56 Abraham, uw vader, heeft met verheuging verlangd, opdat hij Mijn dag zien zou; en hij heeft hem gezien, en is verblijd geweest.
Your father Abraham was glad that he would see my day. He saw it and rejoiced.”
57 De Joden dan zeiden tot Hem: Gij hebt nog geen vijftig jaren, en hebt Gij Abraham gezien?
Then the Jews said to him, “Yoʋ are not yet fifty years old, and yoʋ have seen Abraham?”
58 Jezus zeide tot hen: Voorwaar, voorwaar zeg Ik u: Eer Abraham was, ben Ik.

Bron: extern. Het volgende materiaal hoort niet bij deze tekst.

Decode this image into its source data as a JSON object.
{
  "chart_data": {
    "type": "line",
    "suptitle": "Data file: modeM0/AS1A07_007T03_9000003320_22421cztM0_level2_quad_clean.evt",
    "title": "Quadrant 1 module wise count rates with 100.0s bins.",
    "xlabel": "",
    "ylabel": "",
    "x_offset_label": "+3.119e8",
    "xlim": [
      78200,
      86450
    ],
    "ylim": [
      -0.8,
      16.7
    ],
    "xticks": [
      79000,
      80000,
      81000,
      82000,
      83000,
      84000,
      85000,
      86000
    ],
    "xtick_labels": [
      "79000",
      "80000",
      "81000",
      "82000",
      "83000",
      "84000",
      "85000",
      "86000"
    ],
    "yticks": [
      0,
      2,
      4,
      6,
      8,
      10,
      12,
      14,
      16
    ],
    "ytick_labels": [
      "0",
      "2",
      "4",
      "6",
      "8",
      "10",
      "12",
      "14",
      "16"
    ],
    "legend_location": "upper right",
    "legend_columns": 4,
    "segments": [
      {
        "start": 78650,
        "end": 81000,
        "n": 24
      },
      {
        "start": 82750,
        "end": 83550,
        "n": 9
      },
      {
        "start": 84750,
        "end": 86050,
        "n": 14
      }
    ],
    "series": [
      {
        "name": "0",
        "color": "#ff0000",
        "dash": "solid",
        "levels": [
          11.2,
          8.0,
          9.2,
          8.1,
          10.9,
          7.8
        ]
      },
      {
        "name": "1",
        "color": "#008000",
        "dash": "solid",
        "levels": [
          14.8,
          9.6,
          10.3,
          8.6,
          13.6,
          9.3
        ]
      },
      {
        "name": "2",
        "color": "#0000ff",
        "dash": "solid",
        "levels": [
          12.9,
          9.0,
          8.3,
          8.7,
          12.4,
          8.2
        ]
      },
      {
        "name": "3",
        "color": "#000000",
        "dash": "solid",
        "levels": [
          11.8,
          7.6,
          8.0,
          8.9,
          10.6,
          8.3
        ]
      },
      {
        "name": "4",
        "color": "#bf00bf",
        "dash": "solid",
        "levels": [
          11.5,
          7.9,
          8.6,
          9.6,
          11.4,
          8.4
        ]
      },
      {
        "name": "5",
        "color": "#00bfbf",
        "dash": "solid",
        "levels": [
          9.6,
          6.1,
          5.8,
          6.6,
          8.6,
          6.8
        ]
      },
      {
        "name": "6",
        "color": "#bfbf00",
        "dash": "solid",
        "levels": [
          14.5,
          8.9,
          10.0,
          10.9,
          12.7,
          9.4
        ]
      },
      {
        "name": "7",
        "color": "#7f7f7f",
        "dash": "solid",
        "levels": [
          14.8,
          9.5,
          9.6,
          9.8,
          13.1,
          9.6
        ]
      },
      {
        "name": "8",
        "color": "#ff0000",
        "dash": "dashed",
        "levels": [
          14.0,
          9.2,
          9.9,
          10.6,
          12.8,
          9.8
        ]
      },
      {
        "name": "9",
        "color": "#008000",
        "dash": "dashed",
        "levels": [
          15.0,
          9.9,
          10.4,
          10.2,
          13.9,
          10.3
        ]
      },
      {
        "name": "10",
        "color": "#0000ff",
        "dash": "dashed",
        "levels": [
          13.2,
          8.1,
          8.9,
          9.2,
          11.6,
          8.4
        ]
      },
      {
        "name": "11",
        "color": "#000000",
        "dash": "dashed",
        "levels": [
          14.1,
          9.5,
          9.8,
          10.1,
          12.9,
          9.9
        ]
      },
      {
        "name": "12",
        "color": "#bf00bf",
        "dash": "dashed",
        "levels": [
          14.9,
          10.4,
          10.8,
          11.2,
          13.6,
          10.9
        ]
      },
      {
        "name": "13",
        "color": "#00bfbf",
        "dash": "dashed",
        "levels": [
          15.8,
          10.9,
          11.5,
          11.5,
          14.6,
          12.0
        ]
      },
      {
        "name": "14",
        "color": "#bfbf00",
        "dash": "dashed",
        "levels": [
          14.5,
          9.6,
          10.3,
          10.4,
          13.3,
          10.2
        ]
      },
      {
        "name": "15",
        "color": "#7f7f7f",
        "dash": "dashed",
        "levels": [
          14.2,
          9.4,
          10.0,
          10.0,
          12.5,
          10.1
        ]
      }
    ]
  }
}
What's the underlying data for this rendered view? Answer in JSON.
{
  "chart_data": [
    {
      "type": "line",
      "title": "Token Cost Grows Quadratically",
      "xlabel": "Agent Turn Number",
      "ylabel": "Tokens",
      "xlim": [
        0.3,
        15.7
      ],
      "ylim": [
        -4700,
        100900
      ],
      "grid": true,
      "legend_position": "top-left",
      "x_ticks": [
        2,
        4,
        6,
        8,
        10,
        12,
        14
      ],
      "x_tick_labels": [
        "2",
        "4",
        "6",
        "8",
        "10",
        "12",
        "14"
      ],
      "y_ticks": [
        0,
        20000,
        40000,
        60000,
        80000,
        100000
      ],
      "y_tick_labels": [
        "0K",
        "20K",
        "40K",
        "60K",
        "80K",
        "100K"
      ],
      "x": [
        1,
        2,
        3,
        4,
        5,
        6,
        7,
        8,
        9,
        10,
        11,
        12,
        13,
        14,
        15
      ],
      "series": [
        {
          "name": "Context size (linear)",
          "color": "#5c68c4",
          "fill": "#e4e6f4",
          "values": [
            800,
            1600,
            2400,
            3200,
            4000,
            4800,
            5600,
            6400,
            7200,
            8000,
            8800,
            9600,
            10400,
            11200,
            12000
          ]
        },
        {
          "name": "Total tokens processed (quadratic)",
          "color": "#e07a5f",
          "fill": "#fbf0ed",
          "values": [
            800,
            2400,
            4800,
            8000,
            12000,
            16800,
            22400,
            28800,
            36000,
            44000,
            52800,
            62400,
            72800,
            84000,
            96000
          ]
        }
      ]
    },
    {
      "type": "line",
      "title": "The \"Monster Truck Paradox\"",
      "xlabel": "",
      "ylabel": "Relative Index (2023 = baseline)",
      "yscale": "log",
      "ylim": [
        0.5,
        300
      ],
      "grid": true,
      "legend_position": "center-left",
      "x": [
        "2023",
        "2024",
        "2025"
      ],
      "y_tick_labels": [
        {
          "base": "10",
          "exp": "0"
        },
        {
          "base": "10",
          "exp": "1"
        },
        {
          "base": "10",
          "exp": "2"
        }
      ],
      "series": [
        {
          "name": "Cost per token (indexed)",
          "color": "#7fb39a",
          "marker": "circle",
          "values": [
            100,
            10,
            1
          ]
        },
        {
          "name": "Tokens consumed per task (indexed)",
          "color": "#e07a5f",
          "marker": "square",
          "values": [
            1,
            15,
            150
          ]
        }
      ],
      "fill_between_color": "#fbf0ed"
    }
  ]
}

Jesus said to them, “Truly, truly, I say to you, before Abraham was, I am.”
59 Zij namen dan stenen op, dat zij ze op Hem wierpen. Maar Jezus verborg Zich, en ging uit den tempel, gaande door het midden van hen; en ging alzo voorbij.
So they picked up stones to throw at him, but Jesus hid himself and went out from the temple grounds. And passing through the crowd, he walked away.